Evaluating Regularization and Optimization Algorithms for Logistic Regression on Spam Classification

Scikit-learn offers two implementations of Logistic Regression classification: LogisticRegression and SGDClassifier. The LogisticRegression class offers two regularization schemes (L1 and L2) and four optimizers: newton-cg, lbfgs, liblinear, and sag, while the SGDClassifier only uses a single optimizer (stochastic gradient descent) but offers an additional regularization option: elastic net. The SGDClassifier also has the benefit of supporting online learning – you can train the model on minibatches of data, which allows for training a model on a dataset too large to fit into memory.

Regularization Schemes

Generally speaking, regularization prevents overfitting of the model. How do we determine which regularization scheme to use?¹ If the data has a group of correlated features, L2 regularization will keep (assign non-zero weights) to all of the features in the group but the weights of any single feature in the group will be lower. In constrast, with L1 regularization, only one feature in correlated group will be chosen (have a non-zero weight), producing a sparse model – L1 regularization effectively performs variable selection. L2 regularization can produce models with higher prediction accuracy, especially if data points are sparse and each data point will only contain a subset of the correlated features. L1 regularization can be useful in cases when model size is problematic (problems with many, many features) or when you want to perform variable selection.

Elastic net regularization incorporates both L1 and L2 regularization, offering benefits of both. Elastic net regularization also chooses subsets of the features but, in theory, tends to include or exclude entire groups of correlated features. Elasic Net regularization also performs better in situations where the number of features is much larger than the number of data points.

Choosing a Linear Regression Implementation

Once you’ve chosen a regularization scheme, you’ll need to choose a Linear Regression implementation and optimizer. If you want to use elastic net regularization, your only option is the SGDClassifier. Both the SGDClassifier and LinearRegression implementations support L1 and L2 regularization. For the LinearRegression implementation, the scikit-learn user guide suggests using the liblinear optimizer for L1 regularization and sag optimizer for L2 regularization.

Evaluation on Spam Classification

I wanted to find out how well the L1, L2, and elastic net regularization and the various optimizers work in practice. To evaluate the various options, I decided to train and evaluate Linear Regression models for spam classification on the publicly available trec07p dataset. In general, text classification problems tend to produce sparse features matrices since a small subset of words are very common while the rest occur infrequently.
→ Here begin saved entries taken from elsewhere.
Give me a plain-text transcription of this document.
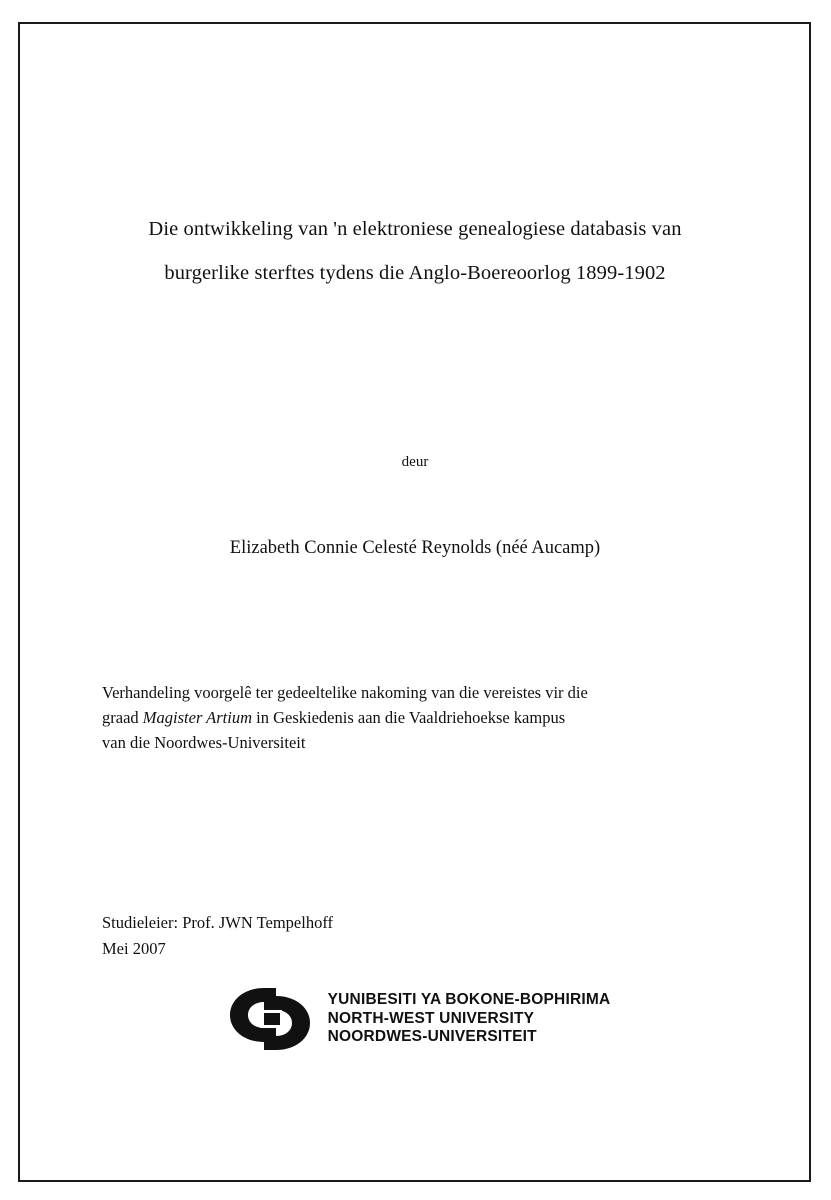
Die ontwikkeling van 'n elektroniese genealogiese databasis van
burgerlike sterftes tydens die Anglo-Boereoorlog 1899-1902
deur
Elizabeth Connie Celesté Reynolds (néé Aucamp)
Verhandeling voorgelê ter gedeeltelike nakoming van die vereistes vir die
graad Magister Artium in Geskiedenis aan die Vaaldriehoekse kampus
van die Noordwes-Universiteit
Studieleier: Prof. JWN Tempelhoff
Mei 2007
YUNIBESITI YA BOKONE-BOPHIRIMA
NORTH-WEST UNIVERSITY
NOORDWES-UNIVERSITEIT
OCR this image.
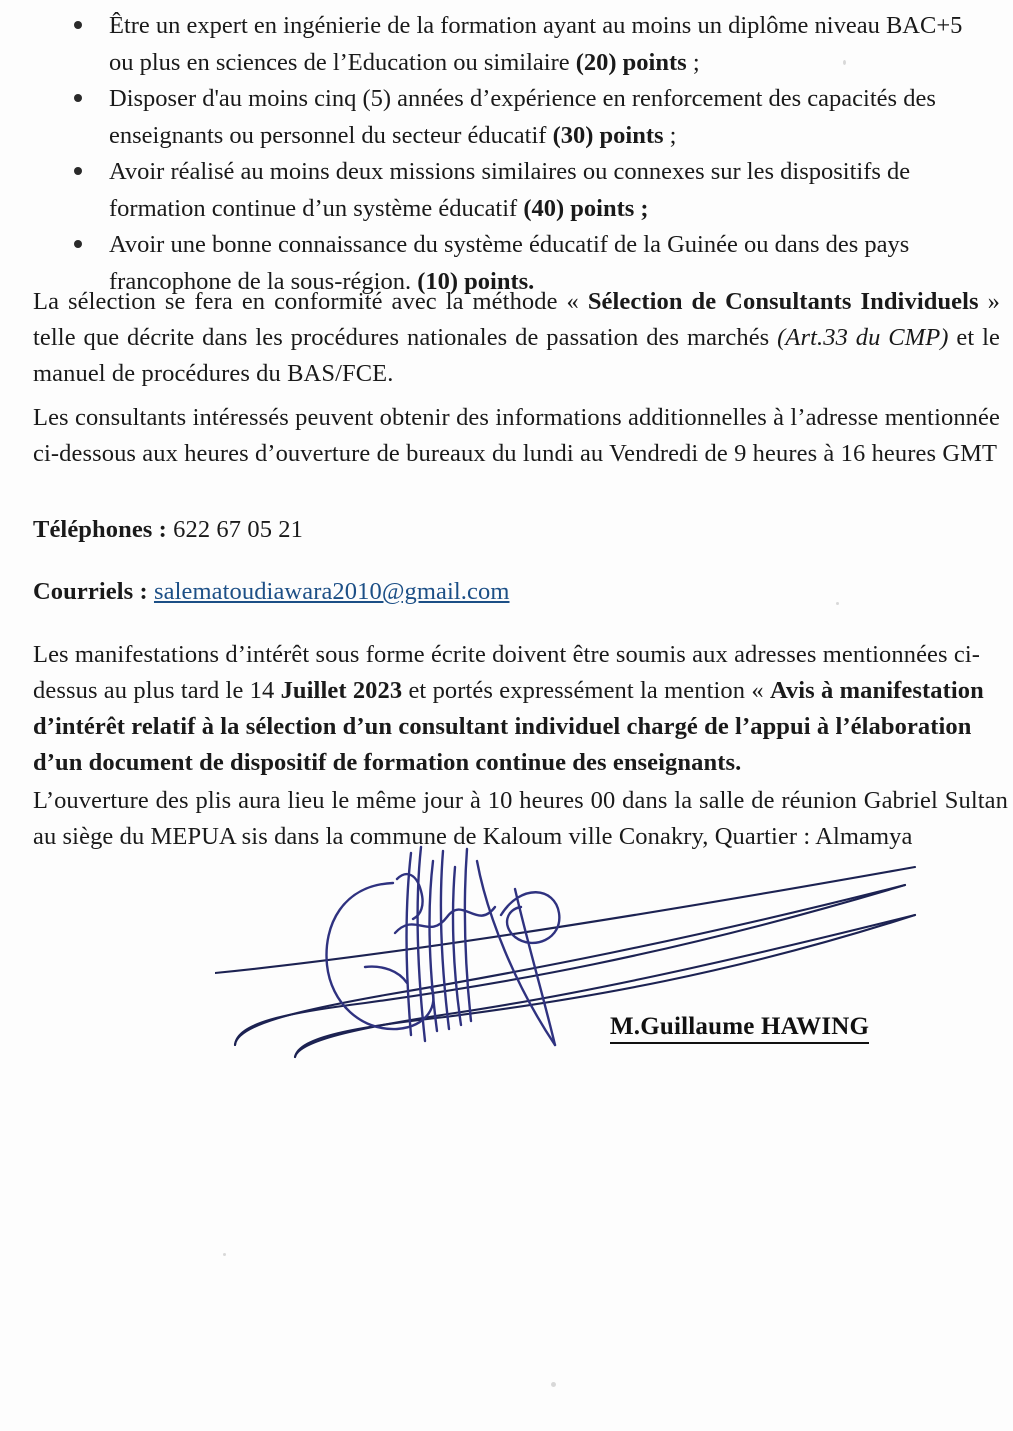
Être un expert en ingénierie de la formation ayant au moins un diplôme niveau BAC+5
ou plus en sciences de l’Education ou similaire (20) points ;
Disposer d'au moins cinq (5) années d’expérience en renforcement des capacités des
enseignants ou personnel du secteur éducatif (30) points ;
Avoir réalisé au moins deux missions similaires ou connexes sur les dispositifs de
formation continue d’un système éducatif (40) points ;
Avoir une bonne connaissance du système éducatif de la Guinée ou dans des pays
francophone de la sous-région. (10) points.
La sélection se fera en conformité avec la méthode « Sélection de Consultants Individuels » telle que décrite dans les procédures nationales de passation des marchés (Art.33 du CMP) et le manuel de procédures du BAS/FCE.
Les consultants intéressés peuvent obtenir des informations additionnelles à l’adresse mentionnée ci-dessous aux heures d’ouverture de bureaux du lundi au Vendredi de 9 heures à 16 heures GMT
Téléphones : 622 67 05 21
Courriels : salematoudiawara2010@gmail.com
Les manifestations d’intérêt sous forme écrite doivent être soumis aux adresses mentionnées ci-dessus au plus tard le 14 Juillet 2023 et portés expressément la mention « Avis à manifestation d’intérêt relatif à la sélection d’un consultant individuel chargé de l’appui à l’élaboration d’un document de dispositif de formation continue des enseignants.
L’ouverture des plis aura lieu le même jour à 10 heures 00 dans la salle de réunion Gabriel Sultan au siège du MEPUA sis dans la commune de Kaloum ville Conakry, Quartier : Almamya
M.Guillaume HAWING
I used Python’s built-in email.Parser implementation to extract the email bodies and BeautifulSoup to extract the text. I reserved the first 75% of the 75,419 emails for training and the remaining 25% for testing. I used scikit-learn’s TfidfVectorizer to parse the text and output features for a bag-of-words model. I set up the vectorizer to output binary features (whether or not a word is present) with no normalization or inverse document frequency (IDF) scaling. If a word appears in the test set but not in the training set, then it is ignored.

I evaluated five combinations of regularization schemes and optimizers:

L1 regularization with the liblinear optimizer
L2 regularization with the sag optimizer
L1 regularization with sgd
L2 regularization with sgd
Elastic net regularization with sgd

Here are the resulting ROC curves:

ROC curves

It’s interesting to note that most of the combinations offer similar accuracy with areas under the curve of 0.994-0.995 except for the L1/sgd model (red) which is a clear outlier with an AUC of 0.980.

What if we take sparsity into account?

Sparsity vs AUC

Neither model using L2 regularization are sparse – both use 100% of the features. We note that the models with L1 and elastic net regularization are much sparser. The L1/liblinear is the sparsest model, using only 0.4% of the features, while the L1/sgd model not only has the worst accuracy but is the least sparse of the sparse models with 2.3% of the features having non-zero weights. The elastic net model utilized 1.4% of the features, falling between the two L1 models with similar accuracy to the L1/liblinear model.

Conclusion

Our experiments provided some insight into how regularization affects the sparsity of models and which optimizers to choose for each regularization scheme. As expected, L1 and elastic regularization resulted in sparse models – using between 0.4% and 2.3% of the features. The L1/liblinear combination generated the sparsest model, while tying the L2 and elastic net models for accuracy. In fact, the sparsity seemed to have little effect on accuracy for this problem.

The L1/sgd model was an outlier in terms of accuracy, while also generating the least sparse model of the sparse models. If you wish to use L1 regularization for a Logistic Regression model implemented in scikit-learn, I would choose the liblinear optimizer over sgd. If you want to use sgd because of its support for online learning, I would choose elastic net regularization over L1 regularization – elastic net offers comparable accuracy to L2 regularization while generating a reasonably sparse model.

(You can download the script I used for these experiments and try it for yourself.)

1: Most of this comparison comes from Regularization and variable selection via the elastic net by Zhou and Hastie.